Pendekatan

833 76 14
                                    

Kami berempat berada di Hermosa Beach pier setelah berjalan beberapa menit dari sufer statue. Yang dimaksud pier ini bukan 'dermaga', pier yang ini semacam jalan panjang yang didirikan di atas penyangga beton kukuh, dengan lebar sekitar 4-5 meter. Sisi kiri dan kanan terlindungi pagar besi berukuran sebahu orang dewasa. Di sisi kiri dan kanan terdapat bangku-bangku panjang yang saling memunggungi, menghadap langsung ke lautan. Lampu neon berwarna putih berderet di sepanjang pier, menyala jika langit menggelap.

Aku bersandar ke pagar besi sambil menekankan mata. Ombak berdentum di bawah pier yang kupijak, bersamaan dengan hembusan angin yang menerpa pipiku.

"Kau suka ?"

Spontan aku membuka mata sambil menoleh. Naruto sudah berdiri di sampingku, bersandar ke pagar besi, sama sepertiku. Ujung kaus kuningnya bergerak pelan tertiup angin. Anak-anak rambut yang menutupi pipi tegasnya berkibar lembut.

Naruto berdehem. "Maksudku, bagaimana kesan pertamamu tinggal di Amerika," ralatnya.

Aku mengamati Naruto. Saat ekspresinya datar seperti itu, dia terlihat manis. Mata biru cerahnya terlihat semakin teduh.

"Well, Hermosa menarik. Aku suka tempat ini." Rasa dingin menyergapku. Aku gugup tiba-tiba.

"Glad you like it." Naruto mengulas senyum. Senyum yang sejak pertama bertemu sudah kusukai itu. "Jepang tempat seperti apa ?" Naruto tampak penasaran.

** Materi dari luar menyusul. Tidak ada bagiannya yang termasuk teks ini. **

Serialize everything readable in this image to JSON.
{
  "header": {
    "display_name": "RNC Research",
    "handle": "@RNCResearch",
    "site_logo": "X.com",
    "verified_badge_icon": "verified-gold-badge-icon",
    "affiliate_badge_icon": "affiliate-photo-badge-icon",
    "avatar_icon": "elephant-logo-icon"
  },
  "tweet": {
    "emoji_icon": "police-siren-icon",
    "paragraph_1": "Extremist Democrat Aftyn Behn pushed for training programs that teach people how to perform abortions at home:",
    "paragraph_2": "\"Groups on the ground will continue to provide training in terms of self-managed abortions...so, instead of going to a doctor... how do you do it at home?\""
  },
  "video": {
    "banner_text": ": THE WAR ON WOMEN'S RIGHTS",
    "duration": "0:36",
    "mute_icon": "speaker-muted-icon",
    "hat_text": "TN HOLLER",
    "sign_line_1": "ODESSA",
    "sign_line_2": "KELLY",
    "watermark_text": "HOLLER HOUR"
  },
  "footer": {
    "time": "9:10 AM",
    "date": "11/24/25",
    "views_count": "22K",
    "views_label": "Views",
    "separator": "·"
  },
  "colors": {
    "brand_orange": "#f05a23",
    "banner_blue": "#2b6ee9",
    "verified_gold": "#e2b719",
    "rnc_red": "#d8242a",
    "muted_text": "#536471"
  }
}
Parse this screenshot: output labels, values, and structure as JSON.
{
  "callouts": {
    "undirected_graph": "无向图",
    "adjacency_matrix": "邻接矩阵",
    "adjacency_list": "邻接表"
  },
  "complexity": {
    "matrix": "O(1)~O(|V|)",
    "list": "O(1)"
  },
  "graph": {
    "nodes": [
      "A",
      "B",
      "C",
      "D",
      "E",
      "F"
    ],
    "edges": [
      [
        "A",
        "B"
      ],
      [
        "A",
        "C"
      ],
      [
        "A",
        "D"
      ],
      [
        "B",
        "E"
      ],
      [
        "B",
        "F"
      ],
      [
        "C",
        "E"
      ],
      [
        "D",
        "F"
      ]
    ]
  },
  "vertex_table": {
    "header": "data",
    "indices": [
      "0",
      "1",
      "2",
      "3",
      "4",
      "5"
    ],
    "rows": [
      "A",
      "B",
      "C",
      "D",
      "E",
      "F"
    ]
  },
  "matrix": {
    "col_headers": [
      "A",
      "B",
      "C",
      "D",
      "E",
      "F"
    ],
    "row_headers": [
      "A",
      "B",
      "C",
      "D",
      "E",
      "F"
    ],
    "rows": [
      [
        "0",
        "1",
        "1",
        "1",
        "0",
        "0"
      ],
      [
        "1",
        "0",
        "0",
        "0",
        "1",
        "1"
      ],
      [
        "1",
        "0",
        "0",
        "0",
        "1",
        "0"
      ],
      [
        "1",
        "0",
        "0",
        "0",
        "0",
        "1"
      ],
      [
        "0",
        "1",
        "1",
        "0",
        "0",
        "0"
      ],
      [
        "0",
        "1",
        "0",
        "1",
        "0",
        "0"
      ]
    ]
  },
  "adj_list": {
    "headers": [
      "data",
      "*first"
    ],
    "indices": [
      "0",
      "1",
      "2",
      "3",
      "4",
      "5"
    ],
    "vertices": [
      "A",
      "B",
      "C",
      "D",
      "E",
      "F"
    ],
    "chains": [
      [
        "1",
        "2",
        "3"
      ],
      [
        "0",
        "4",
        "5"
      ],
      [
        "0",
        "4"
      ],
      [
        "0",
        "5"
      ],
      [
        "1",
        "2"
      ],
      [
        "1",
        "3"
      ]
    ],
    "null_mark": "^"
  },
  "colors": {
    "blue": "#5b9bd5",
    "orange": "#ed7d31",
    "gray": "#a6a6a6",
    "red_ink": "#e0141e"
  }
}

"Kata Neji, panas." Aku terkekeh sumbang. Aku benar-benar membutuhkan Neji. Kalau ada Neji, setidaknya suasana tidak akan secanggung ini. Sialnya...., Neji sedang duduk di ambang gedung lifeguard. Sendirian, tanpa Rachel. "Jepang punya empat musim." Suaraku serak, seperti frankenstein.

"Musim panas sepanjang tahun ?" Naruto melucu.

"Bisa dikatakan begitu-" aku setengah excited, tetapi sebenarnya speechless.

Sepertinya, Naruto begitu tertarik dengan ceritaku tentang Jepang.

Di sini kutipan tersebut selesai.